Invité par l'émission Stick to FootballMagazine, Gareth Bale est revenu sur ses 9 saisons passées au Real Madrid avec des coéquipiers légendaires comme Ramos et Cristiano Ronaldo. L'ancien international gallois s'est aussi exprimé sur l'actualité du club madrilène et le départ de Xabi Alonso.
Deux mois après le départ de Xabi Alonso du Real Madrid - ce qui a fait l'effet d'une déflagration dans le monde du football - les commentaires continuent de pleuvoir pour expliquer les raisons de cette séparation précipitée. Invité par le podcast Stick to FootballMagazine, Gareth Bale qui a évolué presque 10 ans chez les Merengue n'a pas été surpris du départ de Xabi Alonso "Au Real Madrid, si vous en faites trop, les joueurs vous rejettent… Il faut simplement être un grand entraîneur, pas forcément un stratège exceptionnel ». Il faut donc en conclure que Xabi Alonso n'était pas fait pour entrainer le Real Madrid qui mise sur des managers plus que sur des tacticiens depuis de nombreuses années.

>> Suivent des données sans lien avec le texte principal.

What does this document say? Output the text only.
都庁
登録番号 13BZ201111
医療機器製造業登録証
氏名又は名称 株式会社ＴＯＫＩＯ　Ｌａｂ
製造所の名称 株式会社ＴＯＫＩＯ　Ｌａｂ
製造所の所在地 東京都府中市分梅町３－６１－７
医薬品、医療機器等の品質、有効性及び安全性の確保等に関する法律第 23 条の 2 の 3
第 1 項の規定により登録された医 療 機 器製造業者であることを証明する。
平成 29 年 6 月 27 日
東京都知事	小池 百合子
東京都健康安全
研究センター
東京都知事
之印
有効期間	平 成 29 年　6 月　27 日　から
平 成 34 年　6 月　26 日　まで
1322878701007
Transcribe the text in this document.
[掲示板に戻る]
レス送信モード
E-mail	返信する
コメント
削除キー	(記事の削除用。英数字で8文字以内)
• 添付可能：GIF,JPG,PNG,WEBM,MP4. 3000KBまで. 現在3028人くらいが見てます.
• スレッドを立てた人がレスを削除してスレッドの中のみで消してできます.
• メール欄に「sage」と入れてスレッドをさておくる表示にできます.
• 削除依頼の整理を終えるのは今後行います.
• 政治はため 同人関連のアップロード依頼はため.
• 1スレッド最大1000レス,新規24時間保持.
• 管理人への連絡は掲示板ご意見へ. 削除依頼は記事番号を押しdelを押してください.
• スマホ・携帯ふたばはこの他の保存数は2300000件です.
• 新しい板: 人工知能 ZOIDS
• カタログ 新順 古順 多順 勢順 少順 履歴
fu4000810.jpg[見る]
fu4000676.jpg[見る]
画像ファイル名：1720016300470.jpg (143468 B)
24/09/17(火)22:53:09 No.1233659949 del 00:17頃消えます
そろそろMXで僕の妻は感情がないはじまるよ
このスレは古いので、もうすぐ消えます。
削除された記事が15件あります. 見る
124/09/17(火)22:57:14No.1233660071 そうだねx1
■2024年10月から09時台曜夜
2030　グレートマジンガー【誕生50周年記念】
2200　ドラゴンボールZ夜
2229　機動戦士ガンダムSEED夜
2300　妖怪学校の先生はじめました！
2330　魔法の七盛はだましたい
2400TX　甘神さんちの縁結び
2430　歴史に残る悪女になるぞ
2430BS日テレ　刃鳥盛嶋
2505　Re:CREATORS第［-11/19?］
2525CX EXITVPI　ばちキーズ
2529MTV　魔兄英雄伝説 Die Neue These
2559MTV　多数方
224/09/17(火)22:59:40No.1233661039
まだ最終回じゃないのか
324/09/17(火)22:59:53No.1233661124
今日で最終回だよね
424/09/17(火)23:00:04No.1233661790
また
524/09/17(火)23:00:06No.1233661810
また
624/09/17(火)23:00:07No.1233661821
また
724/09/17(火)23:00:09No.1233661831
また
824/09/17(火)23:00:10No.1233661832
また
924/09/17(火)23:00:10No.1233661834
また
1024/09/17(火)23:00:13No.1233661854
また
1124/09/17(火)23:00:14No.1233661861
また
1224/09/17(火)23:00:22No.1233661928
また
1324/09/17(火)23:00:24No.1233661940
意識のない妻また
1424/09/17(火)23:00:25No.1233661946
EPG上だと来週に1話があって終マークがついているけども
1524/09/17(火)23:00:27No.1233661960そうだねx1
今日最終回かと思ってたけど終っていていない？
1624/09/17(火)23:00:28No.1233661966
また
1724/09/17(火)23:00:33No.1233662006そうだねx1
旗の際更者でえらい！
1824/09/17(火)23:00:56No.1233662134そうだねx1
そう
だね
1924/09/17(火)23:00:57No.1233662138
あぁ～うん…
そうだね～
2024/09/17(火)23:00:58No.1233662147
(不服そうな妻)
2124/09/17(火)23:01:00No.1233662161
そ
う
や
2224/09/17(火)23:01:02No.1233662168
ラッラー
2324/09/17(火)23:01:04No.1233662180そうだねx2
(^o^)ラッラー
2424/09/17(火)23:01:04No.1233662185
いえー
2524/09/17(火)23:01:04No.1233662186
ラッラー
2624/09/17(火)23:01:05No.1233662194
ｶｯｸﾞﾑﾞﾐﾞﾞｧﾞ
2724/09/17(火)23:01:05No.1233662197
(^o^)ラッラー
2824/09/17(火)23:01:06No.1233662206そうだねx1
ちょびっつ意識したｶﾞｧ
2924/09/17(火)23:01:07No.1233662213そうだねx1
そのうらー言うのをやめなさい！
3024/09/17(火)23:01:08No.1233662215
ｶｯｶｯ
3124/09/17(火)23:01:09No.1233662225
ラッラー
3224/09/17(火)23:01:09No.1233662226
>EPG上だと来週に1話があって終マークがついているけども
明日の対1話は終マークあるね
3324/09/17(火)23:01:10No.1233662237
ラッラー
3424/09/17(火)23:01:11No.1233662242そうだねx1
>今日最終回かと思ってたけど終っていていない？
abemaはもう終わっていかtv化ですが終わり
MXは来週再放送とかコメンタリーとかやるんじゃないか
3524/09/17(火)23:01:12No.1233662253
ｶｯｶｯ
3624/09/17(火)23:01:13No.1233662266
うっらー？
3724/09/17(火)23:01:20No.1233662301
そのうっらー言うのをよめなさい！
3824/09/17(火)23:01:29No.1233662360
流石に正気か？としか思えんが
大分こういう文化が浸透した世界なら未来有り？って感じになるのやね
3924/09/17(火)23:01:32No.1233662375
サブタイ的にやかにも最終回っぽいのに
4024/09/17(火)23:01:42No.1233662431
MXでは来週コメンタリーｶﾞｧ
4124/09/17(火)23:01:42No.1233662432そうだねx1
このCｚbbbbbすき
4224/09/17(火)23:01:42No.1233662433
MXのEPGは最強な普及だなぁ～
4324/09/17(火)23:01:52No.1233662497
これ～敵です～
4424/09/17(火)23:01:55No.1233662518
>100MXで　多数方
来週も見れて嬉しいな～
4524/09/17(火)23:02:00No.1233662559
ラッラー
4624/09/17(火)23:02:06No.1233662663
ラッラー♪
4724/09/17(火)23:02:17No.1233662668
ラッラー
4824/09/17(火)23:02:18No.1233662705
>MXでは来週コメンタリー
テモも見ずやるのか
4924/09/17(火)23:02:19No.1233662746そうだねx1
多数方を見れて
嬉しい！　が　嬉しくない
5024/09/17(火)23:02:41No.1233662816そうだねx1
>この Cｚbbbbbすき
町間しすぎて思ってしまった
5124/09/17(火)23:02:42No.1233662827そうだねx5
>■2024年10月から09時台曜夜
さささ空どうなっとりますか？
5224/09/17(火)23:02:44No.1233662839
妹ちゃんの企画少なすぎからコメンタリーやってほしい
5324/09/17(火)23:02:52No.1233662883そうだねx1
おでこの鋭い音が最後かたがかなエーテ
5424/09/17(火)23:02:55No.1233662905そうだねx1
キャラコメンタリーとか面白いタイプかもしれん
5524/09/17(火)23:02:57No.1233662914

"Carlo Ancelotti était comme un meilleur ami", Gareth Bale
La clé du succès ne se trouve pas dans un projet de jeu élaboré selon Bale mais sur des capacités à gérer un effectif talentueux. Une méthode appliquée par les deux illustres entraineurs qu'a connu Bale à la Casa Blanca, Carlo Ancelotti et Zinédine Zidane "Le style de management de Carlo était le meilleur ; bien sûr, il y a des aspects tactiques, mais ça ne doit pas être omniprésent, il était comme un meilleur ami. Zidane ? Il ne s’occupait pas beaucoup de tactique, on faisait le strict minimum : entraînement, possession, tirs, et c’est tout. Un quart d’heure de tactique défensive. Mais il a gagné le respect par ses qualités de joueur".
Pourtant aujourd'hui le Real Madrid ne s'en sort toujours pas avec Arbeloa qui semble plus proche des méthodes de management de Zidane et d'Ancelotti que du coaching froid et rationnel de Xabi Alonso. Le Real Madrid vient de perdre 2 matchs de Liga de suite ce qui ne lui est plus arrivé depuis sept ans et mercredi soir, les Merengue auront affaire à Manchester City, un adversaire capable de prolonger le malaise ambiant dans les rangs madrilènes.